General election 2015: "It pumps me up!!!" not a lot



"IT PUMPS ME UP!!!"

I KNEW David Cameron would try the Obama "anger translator" trick and screw it up. His speech today launching his small business manifesto (sic!) in London was made even more hideously embarrassing by not actually hiring in the translator. Perhaps it's an English flaw, confusing mere rich-kid petulance with the fiery passion he'd dearly love to exude but can't. And, one mo' thang, Dave, it's "you've got another THINK coming," not "another thing" (which is what I heard mumbled on Radio 4's World At One programme just now). Perhaps Dave should be given the opportunity to spend more time with his book after 7th May.

Team Cameron are making much of Dave's claim that he has plenty of other things to do with his life and that being Prime Minister doesn't mean as much to him as it does to the other party leaders in the general election. Smell the BS, taste those sour grapes and pucker up. Surely the role of PM is supposed to be the greatest honour this nation can offer short of tea and crumpets with Her Maj.

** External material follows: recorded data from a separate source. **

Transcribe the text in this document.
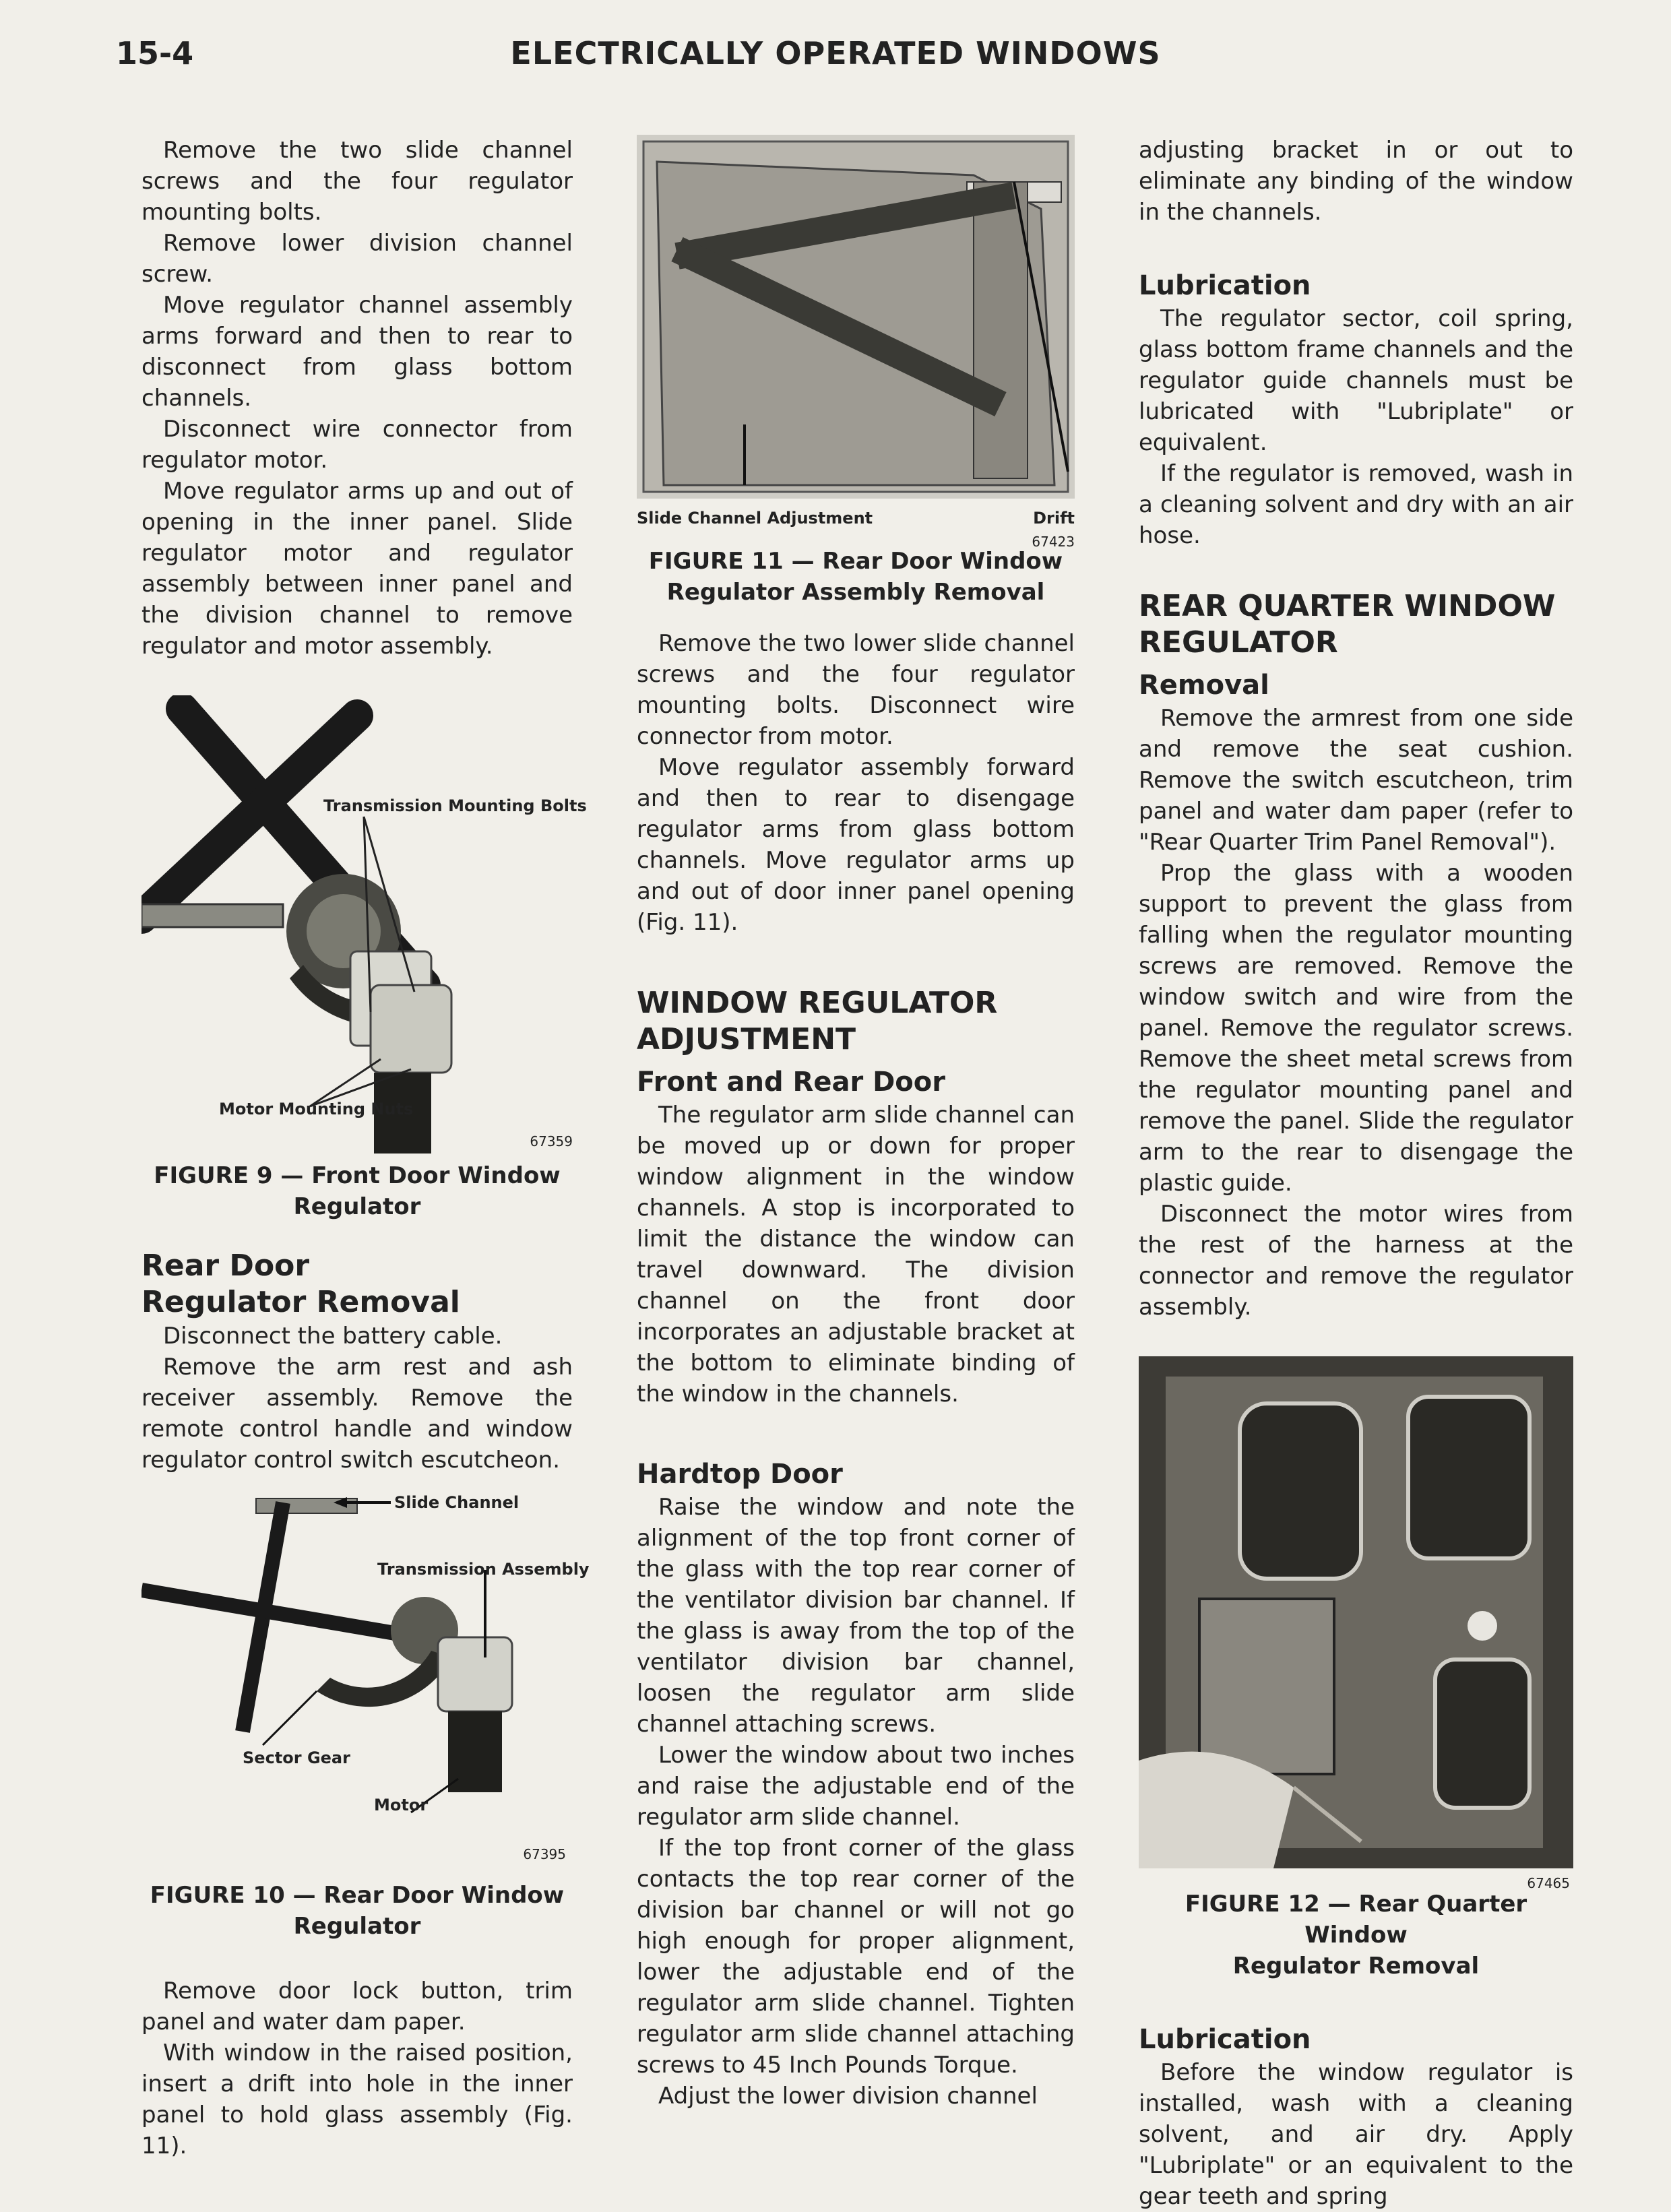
15-4	ELECTRICALLY OPERATED WINDOWS

Remove the two slide channel screws and the four regulator mounting bolts.

Remove lower division channel screw.

Move regulator channel assembly arms forward and then to rear to disconnect from glass bottom channels.

Disconnect wire connector from regulator motor.

Move regulator arms up and out of opening in the inner panel. Slide regulator motor and regulator assembly between inner panel and the division channel to remove regulator and motor assembly.

Transmission Mounting Bolts
Motor Mounting Nuts
67359
FIGURE 9 — Front Door Window
Regulator
Rear Door
Regulator Removal

Disconnect the battery cable.

Remove the arm rest and ash receiver assembly. Remove the remote control handle and window regulator control switch escutcheon.

Slide Channel
Transmission Assembly
Sector Gear
Motor
67395
FIGURE 10 — Rear Door Window
Regulator

Remove door lock button, trim panel and water dam paper.

With window in the raised position, insert a drift into hole in the inner panel to hold glass assembly (Fig. 11).

Slide Channel Adjustment	Drift
67423
FIGURE 11 — Rear Door Window
Regulator Assembly Removal

Remove the two lower slide channel screws and the four regulator mounting bolts. Disconnect wire connector from motor.

Move regulator assembly forward and then to rear to disengage regulator arms from glass bottom channels. Move regulator arms up and out of door inner panel opening (Fig. 11).

WINDOW REGULATOR
ADJUSTMENT
Front and Rear Door

The regulator arm slide channel can be moved up or down for proper window alignment in the window channels. A stop is incorporated to limit the distance the window can travel downward. The division channel on the front door incorporates an adjustable bracket at the bottom to eliminate binding of the window in the channels.

Hardtop Door

Raise the window and note the alignment of the top front corner of the glass with the top rear corner of the ventilator division bar channel. If the glass is away from the top of the ventilator division bar channel, loosen the regulator arm slide channel attaching screws.

Lower the window about two inches and raise the adjustable end of the regulator arm slide channel.

If the top front corner of the glass contacts the top rear corner of the division bar channel or will not go high enough for proper alignment, lower the adjustable end of the regulator arm slide channel. Tighten regulator arm slide channel attaching screws to 45 Inch Pounds Torque.

Adjust the lower division channel

adjusting bracket in or out to eliminate any binding of the window in the channels.

Lubrication

The regulator sector, coil spring, glass bottom frame channels and the regulator guide channels must be lubricated with "Lubriplate" or equivalent.

If the regulator is removed, wash in a cleaning solvent and dry with an air hose.

REAR QUARTER WINDOW
REGULATOR
Removal

Remove the armrest from one side and remove the seat cushion. Remove the switch escutcheon, trim panel and water dam paper (refer to "Rear Quarter Trim Panel Removal").

Prop the glass with a wooden support to prevent the glass from falling when the regulator mounting screws are removed. Remove the window switch and wire from the panel. Remove the regulator screws. Remove the sheet metal screws from the regulator mounting panel and remove the panel. Slide the regulator arm to the rear to disengage the plastic guide.

Disconnect the motor wires from the rest of the harness at the connector and remove the regulator assembly.

67465
FIGURE 12 — Rear Quarter Window
Regulator Removal
Lubrication

Before the window regulator is installed, wash with a cleaning solvent, and air dry. Apply "Lubriplate" or an equivalent to the gear teeth and spring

Ed is much more likeable, especially as the right's relentless Bullingdon bully-boy tactics have won him the sympathy vote with the nation's young women and given rise to the phenomenon of the Milifan. This is almost as bizarre to me as when mighty efforts were made to transform Margaret Thatcher into a sex symbol in the 1980s and overnight she was turned into Marilyn Monroe ... at least in the eyes of old colonels, Little Ingerland and Alan Clark (who perved about her ankles). I felt like the little boy who saw that not only did the King have no clothes, he was wrinkly and ponked of formaldehyde as well.

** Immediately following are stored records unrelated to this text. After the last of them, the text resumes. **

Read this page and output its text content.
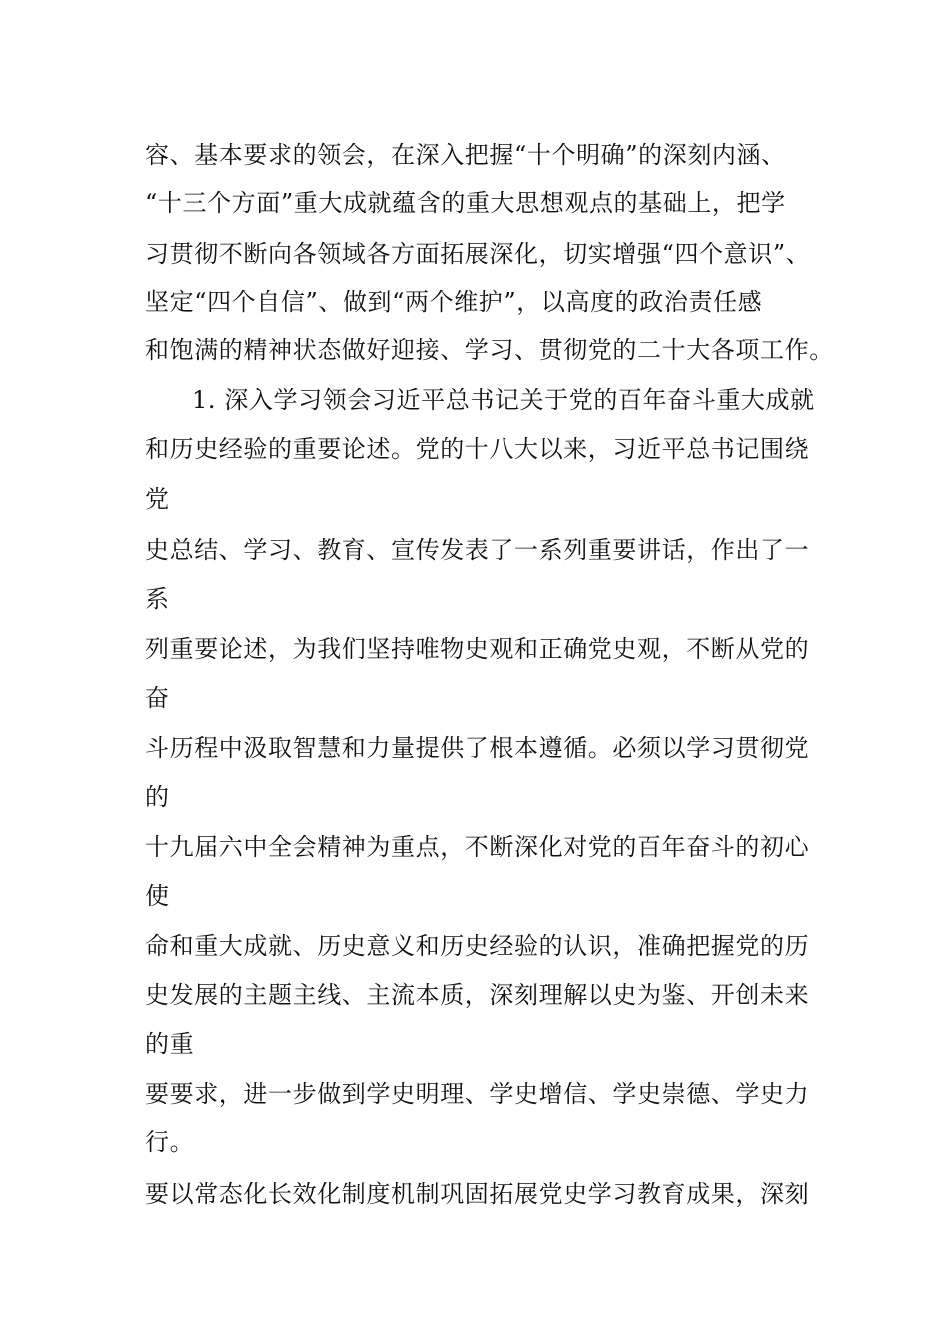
容、基本要求的领会，在深入把握“十个明确”的深刻内涵、

“十三个方面”重大成就蕴含的重大思想观点的基础上，把学

习贯彻不断向各领域各方面拓展深化，切实增强“四个意识”、

坚定“四个自信”、做到“两个维护”，以高度的政治责任感

和饱满的精神状态做好迎接、学习、贯彻党的二十大各项工作。

1. 深入学习领会习近平总书记关于党的百年奋斗重大成就

和历史经验的重要论述。党的十八大以来，习近平总书记围绕

党

史总结、学习、教育、宣传发表了一系列重要讲话，作出了一

系

列重要论述，为我们坚持唯物史观和正确党史观，不断从党的

奋

斗历程中汲取智慧和力量提供了根本遵循。必须以学习贯彻党

的

十九届六中全会精神为重点，不断深化对党的百年奋斗的初心

使

命和重大成就、历史意义和历史经验的认识，准确把握党的历

史发展的主题主线、主流本质，深刻理解以史为鉴、开创未来

的重

要要求，进一步做到学史明理、学史增信、学史崇德、学史力

行。

要以常态化长效化制度机制巩固拓展党史学习教育成果，深刻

Same thing happened with Tony Blair. Was I the only person on the planet who saw a bland posh-git Nigelesque twit whose only stand-out character trait was acquired when he achieved war criminal status over Iraq?

It didn't bother me that Ed was caught inelegantly chowing down on a messy bacon sandwich, not a fraction as much as that Labour "immigration controls" mug (and I don't mean Ed Balls). Re housing — which is surely part of the Labour USP — he's tinkering at the edges, bringing in a mansion tax that catches accidentally asset-rich but income-poor Londoners; bashing the Buy To Let sector, which is a nice juicy target for skint governments, instead of tackling the root cause — NOT ENOUGH HOUSES BEING BUILT FOR THE PAST DECADES. Try that one, Ed, along with increasing decent social housing stock ... and watch those pesky BTL landlords wither away as fast as their savings in the age of deflation.

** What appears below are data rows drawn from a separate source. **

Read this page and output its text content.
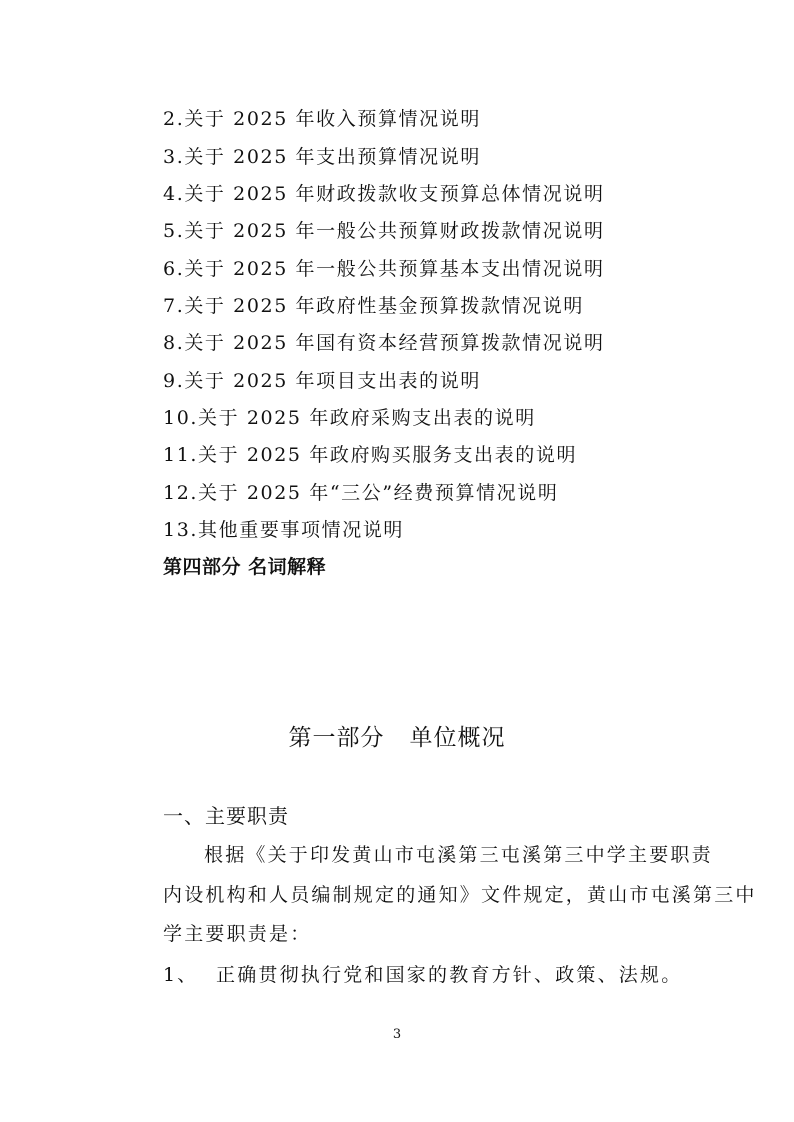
2.关于 2025 年收入预算情况说明
3.关于 2025 年支出预算情况说明
4.关于 2025 年财政拨款收支预算总体情况说明
5.关于 2025 年一般公共预算财政拨款情况说明
6.关于 2025 年一般公共预算基本支出情况说明
7.关于 2025 年政府性基金预算拨款情况说明
8.关于 2025 年国有资本经营预算拨款情况说明
9.关于 2025 年项目支出表的说明
10.关于 2025 年政府采购支出表的说明
11.关于 2025 年政府购买服务支出表的说明
12.关于 2025 年“三公”经费预算情况说明
13.其他重要事项情况说明
第四部分 名词解释
第一部分   单位概况
一、主要职责
根据《关于印发黄山市屯溪第三屯溪第三中学主要职责
内设机构和人员编制规定的通知》文件规定，黄山市屯溪第三中
学主要职责是：
1、 正确贯彻执行党和国家的教育方针、政策、法规。
3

While Austerity Bastard and Austerity Lite battle it out, we almost missed the super-rich doubling their wealth in the last ten years, thanks to the main parties politely pretending it didn't happen like a fart at that tea with the Queen I was talking about.

It took the Labour Party more than a year to decide that the bedroom tax was a travesty and even longer to challenge the Tory narrative about the deficit, which has now set like concrete and for which you'd now need the equivalent of a political pneumatic drill to break through the lies accreted during the past five years. This election should have been a walk-over after the cruelty, theft and vandalism of the Tory/LibDem Coalition. Ed should heed Aditya Chakrabortty's warning highlighting parallels between Labour and Greece's Pasok party.

Who voted for the Royal Mail firesale? For tuition fees trebled, for tax breaks for the rich, the poor and disabled hounded to suicide? The explosion in food bank use? The whole IDS DWP nightmare?

On the other hand, look at the overlaps of ghastliness with the last Labour government. Who can forget the Private Finance Initiative, loving up to non-doms like Lakshmi Mittal (yes, Ed is doing something now), the near-complete collapse of house-building? Who was it who brought in tuition fees in the first place? How many in the Labour camp have financial interests in privatising the NHS (hi, Alan Milburn and Cherie Blair!). How many Labour peers voted for the NHS Privatisation Bill ... and then it turns out they have financial interests? Former Home Secretary Dr John Reed a director of G4S, Jack Straw selling himself ...

Ach! They're all awful. Having personally witnessed how the far left is just another ruling class in waiting, I'll probably vote Labour just to get rid of the Tories. It pumps me up not a lot!